The conventional chemical reduction method requires stepwise treatment and produces a large amount of chromium-containing sludge. The photocatalysis is a clean environment-friendly technology, and can generate electron hole pairs under illumination, has both oxidation and reduction properties, and can process a Cr (VI) -containing compound in one step. However, much research on TiO is currently underway2The semiconductor catalysts still have some defects, such as small specific surface area, high band gap, poor photoresponse capability and the like, and the development of novel and efficient visible-light catalysts is urgently needed.
Metal-organic frameworks (MOFs) are a class of crystalline porous materials with a periodic network structure formed by the interconnection of inorganic metal centers (metal ions or metal clusters) and bridging organic ligands through self-assembly. The MOFs material has the advantages of large specific surface area and extremely high porosity, has great potential in the fields of sensing, adsorption, medicaments and the like and is widely concerned by people, and meanwhile, the MOFs material is a material with catalytic property. MOFs, MOF-5, the first material to be synthesized in the laboratory since 1999, developed very rapidly, and thousands of MOFs have been reported.
In recent years, MOFs show good application prospects in the field of photocatalysis, particularly Fe-MOFs taking iron ions as metal centers, such as MI L-53 (Fe), MI L-101 (Fe), MI L-88 (Fe) and the like, the common point of the MOFs catalysts is that organic carboxylic acid groups are introduced into inorganic metal centers to form MOFs materials with stable properties, large specific surface area and multi-cavity three-dimensional structures.
Disclosure of Invention
Aiming at the defects in the field, the invention provides a preparation method of a modified carbon nitride/Fe-based MOF composite material, which adopts a pre-functionalization method to modify carbon nitride (marked as g-C)3N4-M) as modifying substance, a novel modified carbon nitride/Fe-based MOF composite material (noted as g-C) is prepared3N4-M/NH2MI L-53 (Fe) -X%), which can be used as photocatalyst for visible light catalytic reduction of Cr (VI) performance test shows that g-C with very little modified carbon nitride3N4NH of-M2The reduction efficiency of the-MI L-53 (Fe) -X% to Cr (VI) under visible light is obviously better than that of the traditional g-C3N4Constituting composite material g-C3N4/NH2-MI L-53 (Fe) -X% and NH Only2-MI L-53 (Fe) -X% and single g-C3N4-M, denotes g-C3N4-M and NH2There is a strong synergy between-MI L-53 (Fe) -X%.

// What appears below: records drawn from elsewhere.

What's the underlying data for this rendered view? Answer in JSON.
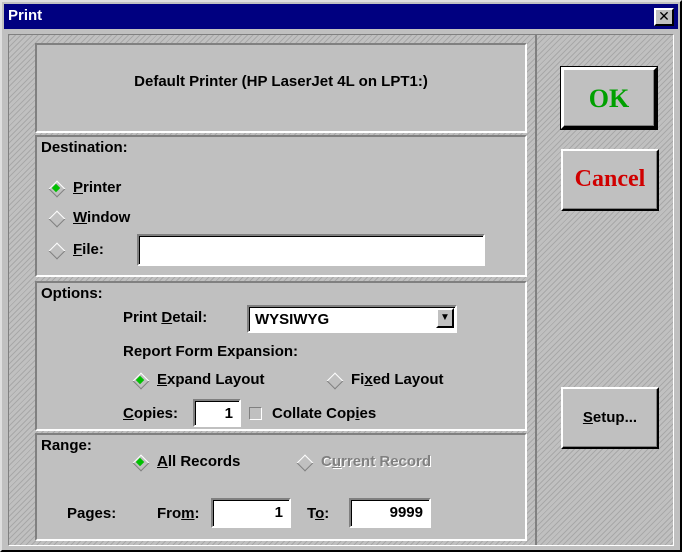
{
  "window": {
    "title": "Print",
    "close_glyph": "✕"
  },
  "default_printer": "Default Printer (HP LaserJet 4L on LPT1:)",
  "destination": {
    "title": "Destination:",
    "printer": {
      "pre": "",
      "key": "P",
      "post": "rinter",
      "selected": true
    },
    "window": {
      "pre": "",
      "key": "W",
      "post": "indow",
      "selected": false
    },
    "file": {
      "pre": "",
      "key": "F",
      "post": "ile:",
      "selected": false
    },
    "file_value": ""
  },
  "options": {
    "title": "Options:",
    "print_detail": {
      "pre": "Print ",
      "key": "D",
      "post": "etail:"
    },
    "print_detail_value": "WYSIWYG",
    "expansion_label": "Report Form Expansion:",
    "expand_layout": {
      "pre": "",
      "key": "E",
      "post": "xpand Layout",
      "selected": true
    },
    "fixed_layout": {
      "pre": "Fi",
      "key": "x",
      "post": "ed Layout",
      "selected": false
    },
    "copies": {
      "pre": "",
      "key": "C",
      "post": "opies:"
    },
    "copies_value": "1",
    "collate": {
      "pre": "Collate Cop",
      "key": "i",
      "post": "es",
      "checked": false
    }
  },
  "range": {
    "title": "Range:",
    "all_records": {
      "pre": "",
      "key": "A",
      "post": "ll Records",
      "selected": true
    },
    "current_record": {
      "pre": "C",
      "key": "u",
      "post": "rrent Record",
      "selected": false,
      "disabled": true
    },
    "pages_label": "Pages:",
    "from": {
      "pre": "Fro",
      "key": "m",
      "post": ":"
    },
    "from_value": "1",
    "to": {
      "pre": "T",
      "key": "o",
      "post": ":"
    },
    "to_value": "9999"
  },
  "buttons": {
    "ok": "OK",
    "cancel": "Cancel",
    "setup": {
      "pre": "",
      "key": "S",
      "post": "etup..."
    }
  },
  "colors": {
    "titlebar": "#000080",
    "ok": "#00a000",
    "cancel": "#d00000",
    "radio_on": "#00c000"
  }
}
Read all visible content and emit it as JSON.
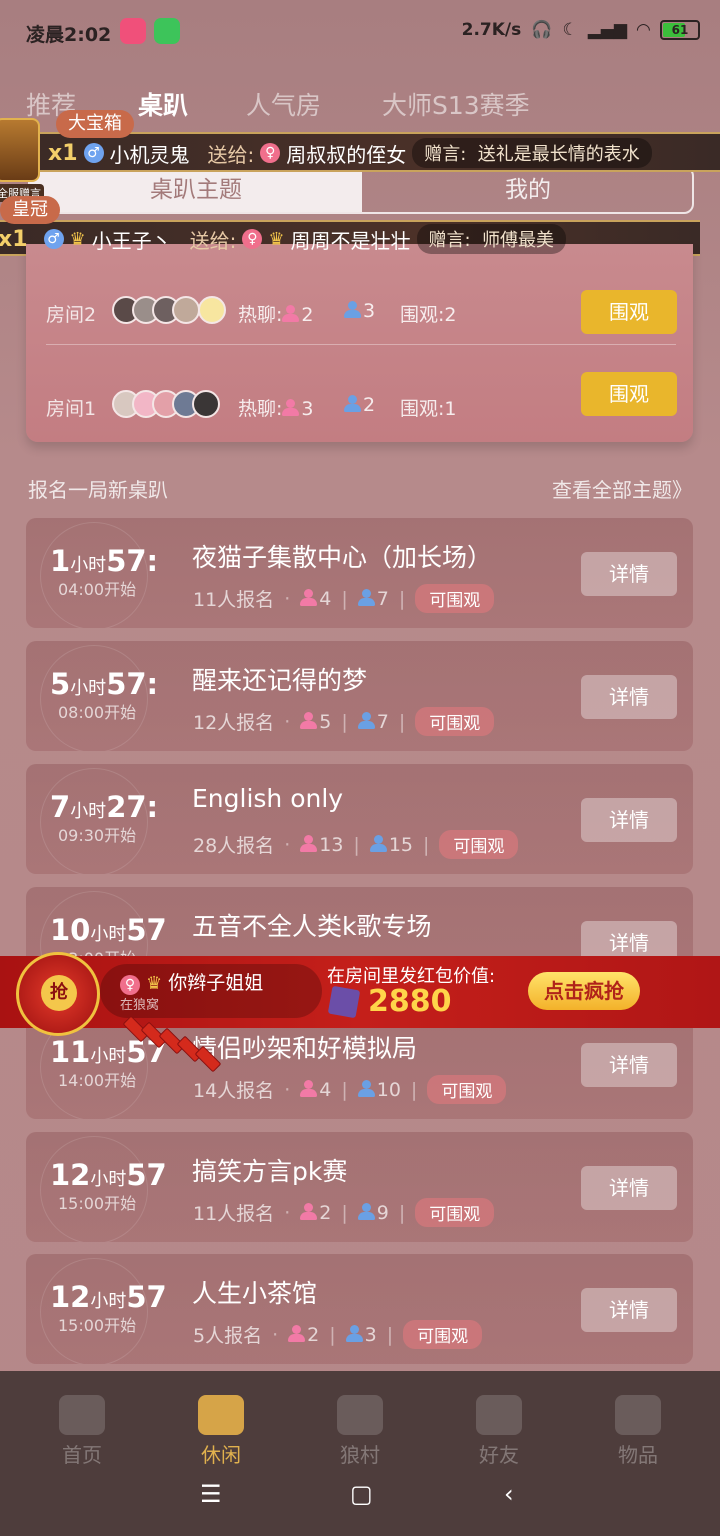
{
  "status_bar": {
    "time": "凌晨2:02",
    "net_speed": "2.7K/s",
    "battery": "61"
  },
  "top_tabs": [
    "推荐",
    "桌趴",
    "人气房",
    "大师S13赛季"
  ],
  "gift_banner_1": {
    "label": "大宝箱",
    "chest_tag": "全服赠言",
    "count": "x1",
    "sender": "小机灵鬼",
    "send_word": "送给:",
    "receiver": "周叔叔的侄女",
    "msg_label": "赠言:",
    "msg": "送礼是最长情的表水"
  },
  "sub_tabs": [
    "桌趴主题",
    "我的"
  ],
  "gift_banner_2": {
    "label": "皇冠",
    "count": "x1",
    "sender": "小王子丶",
    "send_word": "送给:",
    "receiver": "周周不是壮壮",
    "msg_label": "赠言:",
    "msg": "师傅最美"
  },
  "rooms": [
    {
      "name": "房间2",
      "hot_label": "热聊:",
      "female": "2",
      "male": "3",
      "watch": "围观:2",
      "btn": "围观"
    },
    {
      "name": "房间1",
      "hot_label": "热聊:",
      "female": "3",
      "male": "2",
      "watch": "围观:1",
      "btn": "围观"
    }
  ],
  "section": {
    "title": "报名一局新桌趴",
    "link": "查看全部主题》"
  },
  "events": [
    {
      "hours": "1",
      "unit": "小时",
      "mins": "57:",
      "start": "04:00开始",
      "title": "夜猫子集散中心（加长场）",
      "signup": "11人报名",
      "female": "4",
      "male": "7",
      "tag": "可围观",
      "btn": "详情"
    },
    {
      "hours": "5",
      "unit": "小时",
      "mins": "57:",
      "start": "08:00开始",
      "title": "醒来还记得的梦",
      "signup": "12人报名",
      "female": "5",
      "male": "7",
      "tag": "可围观",
      "btn": "详情"
    },
    {
      "hours": "7",
      "unit": "小时",
      "mins": "27:",
      "start": "09:30开始",
      "title": "English only",
      "signup": "28人报名",
      "female": "13",
      "male": "15",
      "tag": "可围观",
      "btn": "详情"
    },
    {
      "hours": "10",
      "unit": "小时",
      "mins": "57",
      "start": "13:00开始",
      "title": "五音不全人类k歌专场",
      "signup": "",
      "female": "",
      "male": "",
      "tag": "",
      "btn": "详情"
    },
    {
      "hours": "11",
      "unit": "小时",
      "mins": "57",
      "start": "14:00开始",
      "title": "情侣吵架和好模拟局",
      "signup": "14人报名",
      "female": "4",
      "male": "10",
      "tag": "可围观",
      "btn": "详情"
    },
    {
      "hours": "12",
      "unit": "小时",
      "mins": "57",
      "start": "15:00开始",
      "title": "搞笑方言pk赛",
      "signup": "11人报名",
      "female": "2",
      "male": "9",
      "tag": "可围观",
      "btn": "详情"
    },
    {
      "hours": "12",
      "unit": "小时",
      "mins": "57",
      "start": "15:00开始",
      "title": "人生小茶馆",
      "signup": "5人报名",
      "female": "2",
      "male": "3",
      "tag": "可围观",
      "btn": "详情"
    }
  ],
  "hongbao": {
    "grab_icon": "抢",
    "user": "你辫子姐姐",
    "user_sub": "在狼窝",
    "info": "在房间里发红包价值:",
    "amount": "2880",
    "button": "点击疯抢"
  },
  "bottom_nav": [
    {
      "label": "首页",
      "icon": "home-icon"
    },
    {
      "label": "休闲",
      "icon": "cup-icon"
    },
    {
      "label": "狼村",
      "icon": "village-icon"
    },
    {
      "label": "好友",
      "icon": "friends-icon"
    },
    {
      "label": "物品",
      "icon": "items-icon"
    }
  ],
  "system_nav": {
    "menu": "☰",
    "home": "▢",
    "back": "‹"
  }
}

A preparation method of a modified carbon nitride/Fe-based MOF composite material comprises the following steps:
(1) uniformly mixing melamine and triaminopyrimidine according to a molar ratio of 1: 2-4, roasting at 450-550 ℃ in an inert atmosphere, grinding the obtained product, adding the ground product into dimethyl sulfoxide (DMSO), ultrasonically stripping for 1-3 h, centrifuging with distilled water, washing, and drying to obtain modified carbon nitride powder;
(2) dispersing the modified carbon nitride powder obtained in the step (1) in N, N-Dimethylformamide (DMF) to form a dispersion liquid, adding the dispersion liquid into an N, N-dimethylformamide solution containing ferric chloride, terephthalic acid and amino terephthalic acid, uniformly mixing, and carrying out solvothermal reaction at 140-160 ℃ for 14-16 h to obtain the modified carbon nitride/Fe-based MOF composite material.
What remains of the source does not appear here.